4. Sum the score. Any post at 12 or higher is a fight worth having.
Then do six things:
First: Return a table with every post, the three scores, the total, and a one-sentence verdict.
Second: Identify the top one or two fights worth having. For each, write a single paragraph explaining why it qualifies. Be specific about who has less power and what the cost of silence is.
Third: Tell me what I am probably avoiding and why. Don't be polite. State the fear.
Fourth: Rebuild my next-90-day calendar around the top fight. Put it in the best slot, protect that slot, and tell me which safer post to cut or delay to make room.
Fifth: Give me the prep checklist for the top fight:
- Three strongest objections I must answer.
- One primary source or piece of evidence that could contradict my preferred reading.
- The group I might hurt if I am wrong.
- The specific, falsifiable claim at the center of the piece.
- One sentence about why the topic scares me and what sentence I am avoiding.
Sixth: Suggest a publication date and a single person I should tell about it to create social commitment.
I will paste my current editorial calendar below:
[PASTE YOUR TOPICS HERE]Then draft the fight before you flinch
When the audit finishes you'll have a clear map: your safe posts, your risky posts, and the fear sitting underneath the ones you buried. Don't stop there. Momentum dies in the gap between the audit and the draft. Close it immediately with a follow-up prompt.

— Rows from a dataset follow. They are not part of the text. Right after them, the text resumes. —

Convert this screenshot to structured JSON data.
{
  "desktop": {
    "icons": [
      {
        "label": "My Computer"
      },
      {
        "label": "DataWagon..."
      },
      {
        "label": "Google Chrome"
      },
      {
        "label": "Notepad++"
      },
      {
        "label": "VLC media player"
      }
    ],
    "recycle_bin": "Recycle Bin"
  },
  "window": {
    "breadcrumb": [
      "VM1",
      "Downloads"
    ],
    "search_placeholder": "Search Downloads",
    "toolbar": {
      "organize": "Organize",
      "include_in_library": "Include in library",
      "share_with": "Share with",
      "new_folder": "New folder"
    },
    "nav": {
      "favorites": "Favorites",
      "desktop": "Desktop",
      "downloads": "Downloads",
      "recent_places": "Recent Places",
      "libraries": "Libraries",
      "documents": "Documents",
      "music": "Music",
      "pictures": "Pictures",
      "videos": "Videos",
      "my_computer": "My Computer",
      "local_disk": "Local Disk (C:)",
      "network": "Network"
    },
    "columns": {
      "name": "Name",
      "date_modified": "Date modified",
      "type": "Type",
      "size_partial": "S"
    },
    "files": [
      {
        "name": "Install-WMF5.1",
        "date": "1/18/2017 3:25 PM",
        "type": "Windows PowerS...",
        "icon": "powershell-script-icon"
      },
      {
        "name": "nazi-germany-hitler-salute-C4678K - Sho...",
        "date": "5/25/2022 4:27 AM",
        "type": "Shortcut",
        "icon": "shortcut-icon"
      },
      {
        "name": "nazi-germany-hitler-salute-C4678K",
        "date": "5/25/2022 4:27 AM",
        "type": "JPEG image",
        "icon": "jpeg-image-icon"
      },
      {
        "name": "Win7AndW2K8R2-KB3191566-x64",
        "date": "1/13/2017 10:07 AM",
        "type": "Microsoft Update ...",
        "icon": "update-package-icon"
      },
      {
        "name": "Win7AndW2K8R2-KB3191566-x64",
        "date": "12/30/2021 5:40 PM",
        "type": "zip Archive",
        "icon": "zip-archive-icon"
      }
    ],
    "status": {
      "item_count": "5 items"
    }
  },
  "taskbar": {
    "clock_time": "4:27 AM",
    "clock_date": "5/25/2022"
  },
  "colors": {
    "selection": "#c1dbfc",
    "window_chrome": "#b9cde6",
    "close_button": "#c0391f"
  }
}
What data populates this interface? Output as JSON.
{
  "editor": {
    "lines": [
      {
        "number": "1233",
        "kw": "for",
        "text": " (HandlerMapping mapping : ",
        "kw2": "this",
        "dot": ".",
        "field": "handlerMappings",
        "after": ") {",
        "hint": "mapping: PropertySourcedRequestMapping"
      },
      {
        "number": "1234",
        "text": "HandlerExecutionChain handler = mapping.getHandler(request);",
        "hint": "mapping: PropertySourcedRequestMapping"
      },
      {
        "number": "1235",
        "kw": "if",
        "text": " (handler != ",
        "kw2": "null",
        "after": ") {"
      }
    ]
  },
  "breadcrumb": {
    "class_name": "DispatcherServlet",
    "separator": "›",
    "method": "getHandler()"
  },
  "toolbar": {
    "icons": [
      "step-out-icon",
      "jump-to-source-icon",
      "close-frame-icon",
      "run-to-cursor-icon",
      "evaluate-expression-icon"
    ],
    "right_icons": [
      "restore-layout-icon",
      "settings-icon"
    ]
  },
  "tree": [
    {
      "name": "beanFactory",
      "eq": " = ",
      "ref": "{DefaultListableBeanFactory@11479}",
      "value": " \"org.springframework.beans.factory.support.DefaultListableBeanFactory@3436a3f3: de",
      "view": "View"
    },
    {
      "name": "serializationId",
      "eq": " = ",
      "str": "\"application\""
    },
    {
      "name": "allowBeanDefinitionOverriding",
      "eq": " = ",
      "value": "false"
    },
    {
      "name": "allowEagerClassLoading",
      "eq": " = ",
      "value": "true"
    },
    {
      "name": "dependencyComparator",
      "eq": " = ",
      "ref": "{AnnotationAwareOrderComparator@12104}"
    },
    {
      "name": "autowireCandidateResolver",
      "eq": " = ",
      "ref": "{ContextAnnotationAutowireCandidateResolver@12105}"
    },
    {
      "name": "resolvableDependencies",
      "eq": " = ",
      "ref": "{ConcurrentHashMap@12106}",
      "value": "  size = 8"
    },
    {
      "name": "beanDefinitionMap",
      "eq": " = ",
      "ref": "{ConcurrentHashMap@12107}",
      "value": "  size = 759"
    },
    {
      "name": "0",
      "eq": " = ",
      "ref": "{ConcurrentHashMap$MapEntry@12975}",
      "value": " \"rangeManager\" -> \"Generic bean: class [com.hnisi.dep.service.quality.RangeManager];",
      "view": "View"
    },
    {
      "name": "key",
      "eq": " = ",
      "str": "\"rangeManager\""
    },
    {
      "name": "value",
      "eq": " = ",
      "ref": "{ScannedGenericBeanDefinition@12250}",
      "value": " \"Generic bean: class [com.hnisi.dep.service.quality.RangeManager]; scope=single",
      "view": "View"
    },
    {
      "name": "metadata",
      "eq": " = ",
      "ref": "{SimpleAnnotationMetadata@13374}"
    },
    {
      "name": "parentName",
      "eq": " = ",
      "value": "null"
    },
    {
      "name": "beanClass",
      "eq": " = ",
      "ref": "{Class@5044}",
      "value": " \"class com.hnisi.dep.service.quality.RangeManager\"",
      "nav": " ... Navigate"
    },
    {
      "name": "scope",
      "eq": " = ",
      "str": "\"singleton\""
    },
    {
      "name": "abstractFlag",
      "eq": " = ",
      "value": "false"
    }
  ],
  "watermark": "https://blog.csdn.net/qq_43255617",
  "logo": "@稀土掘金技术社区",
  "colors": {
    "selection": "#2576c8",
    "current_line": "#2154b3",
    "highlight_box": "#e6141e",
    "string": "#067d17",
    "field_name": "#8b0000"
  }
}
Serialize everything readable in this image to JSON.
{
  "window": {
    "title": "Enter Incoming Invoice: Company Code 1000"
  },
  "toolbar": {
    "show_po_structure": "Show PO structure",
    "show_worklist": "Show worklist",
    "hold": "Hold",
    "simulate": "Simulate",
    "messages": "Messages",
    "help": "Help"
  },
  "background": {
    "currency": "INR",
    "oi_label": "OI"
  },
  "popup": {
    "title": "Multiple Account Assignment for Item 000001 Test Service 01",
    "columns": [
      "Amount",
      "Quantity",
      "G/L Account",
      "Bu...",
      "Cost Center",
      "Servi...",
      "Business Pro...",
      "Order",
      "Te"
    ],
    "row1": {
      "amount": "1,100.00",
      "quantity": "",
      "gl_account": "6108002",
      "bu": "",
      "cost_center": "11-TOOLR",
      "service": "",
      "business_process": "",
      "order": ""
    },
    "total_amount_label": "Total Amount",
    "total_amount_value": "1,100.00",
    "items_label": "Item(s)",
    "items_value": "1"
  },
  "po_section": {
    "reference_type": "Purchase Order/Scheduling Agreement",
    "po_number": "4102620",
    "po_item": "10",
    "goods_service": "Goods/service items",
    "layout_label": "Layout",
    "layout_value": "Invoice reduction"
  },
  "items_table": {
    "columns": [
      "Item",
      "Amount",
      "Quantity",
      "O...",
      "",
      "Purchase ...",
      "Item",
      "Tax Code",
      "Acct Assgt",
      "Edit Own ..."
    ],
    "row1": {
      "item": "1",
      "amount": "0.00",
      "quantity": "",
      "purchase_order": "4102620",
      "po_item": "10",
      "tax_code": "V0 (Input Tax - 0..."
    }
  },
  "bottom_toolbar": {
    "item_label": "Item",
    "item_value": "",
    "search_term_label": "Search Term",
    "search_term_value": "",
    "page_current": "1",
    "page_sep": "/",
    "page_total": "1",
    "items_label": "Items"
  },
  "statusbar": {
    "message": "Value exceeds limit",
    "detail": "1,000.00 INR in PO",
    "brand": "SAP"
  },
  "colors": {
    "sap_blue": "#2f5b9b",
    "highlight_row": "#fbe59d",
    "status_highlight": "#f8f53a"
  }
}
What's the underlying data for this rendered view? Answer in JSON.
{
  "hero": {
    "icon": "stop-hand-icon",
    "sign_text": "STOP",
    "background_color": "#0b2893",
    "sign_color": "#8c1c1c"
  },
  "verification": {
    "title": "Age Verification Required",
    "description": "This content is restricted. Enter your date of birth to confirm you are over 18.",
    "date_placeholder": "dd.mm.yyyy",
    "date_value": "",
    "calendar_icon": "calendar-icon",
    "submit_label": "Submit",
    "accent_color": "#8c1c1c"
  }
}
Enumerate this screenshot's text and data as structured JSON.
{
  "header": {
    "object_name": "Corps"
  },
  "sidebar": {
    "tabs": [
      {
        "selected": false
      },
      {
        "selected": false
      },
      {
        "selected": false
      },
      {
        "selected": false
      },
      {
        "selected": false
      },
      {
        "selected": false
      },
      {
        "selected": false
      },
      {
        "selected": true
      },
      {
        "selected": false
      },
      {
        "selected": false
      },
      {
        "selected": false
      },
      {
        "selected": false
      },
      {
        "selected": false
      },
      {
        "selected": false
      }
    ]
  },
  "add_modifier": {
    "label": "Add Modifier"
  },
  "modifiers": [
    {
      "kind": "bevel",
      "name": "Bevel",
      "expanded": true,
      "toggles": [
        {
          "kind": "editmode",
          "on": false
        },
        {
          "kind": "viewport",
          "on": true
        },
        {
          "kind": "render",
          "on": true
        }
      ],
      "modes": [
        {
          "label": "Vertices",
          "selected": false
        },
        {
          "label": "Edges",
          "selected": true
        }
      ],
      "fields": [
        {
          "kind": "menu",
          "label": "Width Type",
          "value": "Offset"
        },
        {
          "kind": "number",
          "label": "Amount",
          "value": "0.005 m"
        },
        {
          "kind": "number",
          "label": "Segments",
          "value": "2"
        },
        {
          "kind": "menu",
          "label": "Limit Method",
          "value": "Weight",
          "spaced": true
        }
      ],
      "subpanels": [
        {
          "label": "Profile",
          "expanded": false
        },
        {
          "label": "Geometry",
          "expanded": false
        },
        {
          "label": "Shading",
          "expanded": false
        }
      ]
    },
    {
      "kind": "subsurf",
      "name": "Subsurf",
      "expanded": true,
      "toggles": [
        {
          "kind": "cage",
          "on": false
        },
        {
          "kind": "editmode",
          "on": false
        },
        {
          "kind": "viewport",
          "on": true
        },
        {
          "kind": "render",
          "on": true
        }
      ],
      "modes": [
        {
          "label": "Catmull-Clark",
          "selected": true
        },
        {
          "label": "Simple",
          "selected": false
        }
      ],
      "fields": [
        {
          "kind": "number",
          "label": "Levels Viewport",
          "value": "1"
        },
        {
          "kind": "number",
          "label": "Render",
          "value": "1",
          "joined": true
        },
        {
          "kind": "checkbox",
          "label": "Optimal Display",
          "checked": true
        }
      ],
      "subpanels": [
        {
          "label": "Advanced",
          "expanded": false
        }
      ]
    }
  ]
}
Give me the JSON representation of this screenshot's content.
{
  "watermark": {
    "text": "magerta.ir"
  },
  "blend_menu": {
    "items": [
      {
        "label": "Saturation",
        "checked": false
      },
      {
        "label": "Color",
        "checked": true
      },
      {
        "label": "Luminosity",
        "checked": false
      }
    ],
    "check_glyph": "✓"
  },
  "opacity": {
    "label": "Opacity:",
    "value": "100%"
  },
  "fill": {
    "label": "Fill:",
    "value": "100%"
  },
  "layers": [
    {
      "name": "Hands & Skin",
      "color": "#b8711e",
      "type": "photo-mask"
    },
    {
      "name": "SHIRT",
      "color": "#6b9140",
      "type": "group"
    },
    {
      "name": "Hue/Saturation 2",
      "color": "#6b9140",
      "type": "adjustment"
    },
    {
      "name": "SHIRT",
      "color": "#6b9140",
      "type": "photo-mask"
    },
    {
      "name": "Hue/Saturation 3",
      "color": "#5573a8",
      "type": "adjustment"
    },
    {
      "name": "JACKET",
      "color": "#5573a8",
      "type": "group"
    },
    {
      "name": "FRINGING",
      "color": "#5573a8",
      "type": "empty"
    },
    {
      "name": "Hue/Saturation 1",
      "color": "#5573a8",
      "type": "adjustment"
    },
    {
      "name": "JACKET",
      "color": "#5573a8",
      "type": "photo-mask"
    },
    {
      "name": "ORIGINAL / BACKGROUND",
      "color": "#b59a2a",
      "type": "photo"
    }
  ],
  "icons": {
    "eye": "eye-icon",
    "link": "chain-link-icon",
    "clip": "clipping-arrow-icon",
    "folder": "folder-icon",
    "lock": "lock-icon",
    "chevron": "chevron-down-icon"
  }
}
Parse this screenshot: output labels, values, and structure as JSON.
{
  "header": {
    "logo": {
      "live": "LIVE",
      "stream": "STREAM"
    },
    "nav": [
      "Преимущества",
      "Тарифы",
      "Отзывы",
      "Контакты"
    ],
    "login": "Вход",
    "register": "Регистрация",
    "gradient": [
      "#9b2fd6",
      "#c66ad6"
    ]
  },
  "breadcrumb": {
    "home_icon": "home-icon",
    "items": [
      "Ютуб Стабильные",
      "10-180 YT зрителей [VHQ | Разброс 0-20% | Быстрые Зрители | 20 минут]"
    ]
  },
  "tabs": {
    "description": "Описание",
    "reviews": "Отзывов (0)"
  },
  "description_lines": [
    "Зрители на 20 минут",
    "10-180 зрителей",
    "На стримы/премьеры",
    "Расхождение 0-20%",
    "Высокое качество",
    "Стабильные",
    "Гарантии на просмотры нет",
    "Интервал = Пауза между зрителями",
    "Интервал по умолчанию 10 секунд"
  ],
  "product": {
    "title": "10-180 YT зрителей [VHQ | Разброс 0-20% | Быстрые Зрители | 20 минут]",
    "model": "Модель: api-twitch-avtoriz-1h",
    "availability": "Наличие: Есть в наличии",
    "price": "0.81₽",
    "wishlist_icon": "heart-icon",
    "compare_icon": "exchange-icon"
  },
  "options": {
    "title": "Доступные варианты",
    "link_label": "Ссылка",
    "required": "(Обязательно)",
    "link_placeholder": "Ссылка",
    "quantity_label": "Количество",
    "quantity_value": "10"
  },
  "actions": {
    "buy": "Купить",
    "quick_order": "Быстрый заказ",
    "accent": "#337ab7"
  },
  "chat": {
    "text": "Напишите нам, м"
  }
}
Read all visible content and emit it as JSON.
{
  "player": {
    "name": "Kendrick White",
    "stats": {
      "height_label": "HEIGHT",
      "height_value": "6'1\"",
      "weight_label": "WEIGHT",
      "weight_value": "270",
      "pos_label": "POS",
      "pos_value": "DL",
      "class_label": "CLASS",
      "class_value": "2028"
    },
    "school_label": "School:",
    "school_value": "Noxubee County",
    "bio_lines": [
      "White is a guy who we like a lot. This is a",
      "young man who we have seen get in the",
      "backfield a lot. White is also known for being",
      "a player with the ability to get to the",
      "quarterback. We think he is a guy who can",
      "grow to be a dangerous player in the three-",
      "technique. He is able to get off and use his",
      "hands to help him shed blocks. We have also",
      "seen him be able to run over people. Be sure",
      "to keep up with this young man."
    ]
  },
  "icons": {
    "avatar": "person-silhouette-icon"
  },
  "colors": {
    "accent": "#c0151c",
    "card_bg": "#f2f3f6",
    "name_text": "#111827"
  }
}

Now draft the outline for the top fight. Use concrete actors and concrete verbs. Include the strongest opposing view in the middle, quoted fairly. End each section with the exact evidence I need to find before I can write it.What the audit actually does to you
The model will score your topics and show you what you already suspected: most of your posts rate low on discomfort and low on stakes. It will surface the topics you tucked away at the bottom of the list, and it will state your fear plainly. You are probably afraid of looking like a complainer, distracting an LP, or handing a competitor ammunition.
Then it rebuilds. It cuts your safest post and moves the uncomfortable one into the top slot, where it belongs.
The prep checklist is where the real work happens — before you write a single sentence.
- You have to find the three strongest objections to your own argument. If you can't name three good reasons you might be wrong, you don't understand the topic well enough to write about it.
- You have to read the people who think you're an idiot and quote them fairly, in the middle of your piece, where they can do the most damage to your case.
- You have to name the specific group you'd hurt if you turned out to be wrong.
- You have to make a falsifiable claim. Not "remote work is bad" — say "remote work will cut promotion rates for junior staff by 20% over three years." Something that can be checked and can prove you wrong. That's what makes it a real fight instead of a mood.
The tell that you cheated
The goal of all of this is to make you uncomfortable. So here is the test: if you feel fine when you read the output, you sanitised the input.
Go back and add the topics you're actually afraid to write. The bad funding terms everyone accepts. The management fad quietly wrecking companies. The industry practice everyone knows is stupid and nobody will say so on the record. Those are the rows worth the risk.
Cut the safe posts. Protect the hard ones. Then tell one person you're going to publish it, on a date, so you can't quietly back out when the nerve fades.
Stop writing announcements and start picking fights that matter. Your audience is already waiting for you to say something. Say it.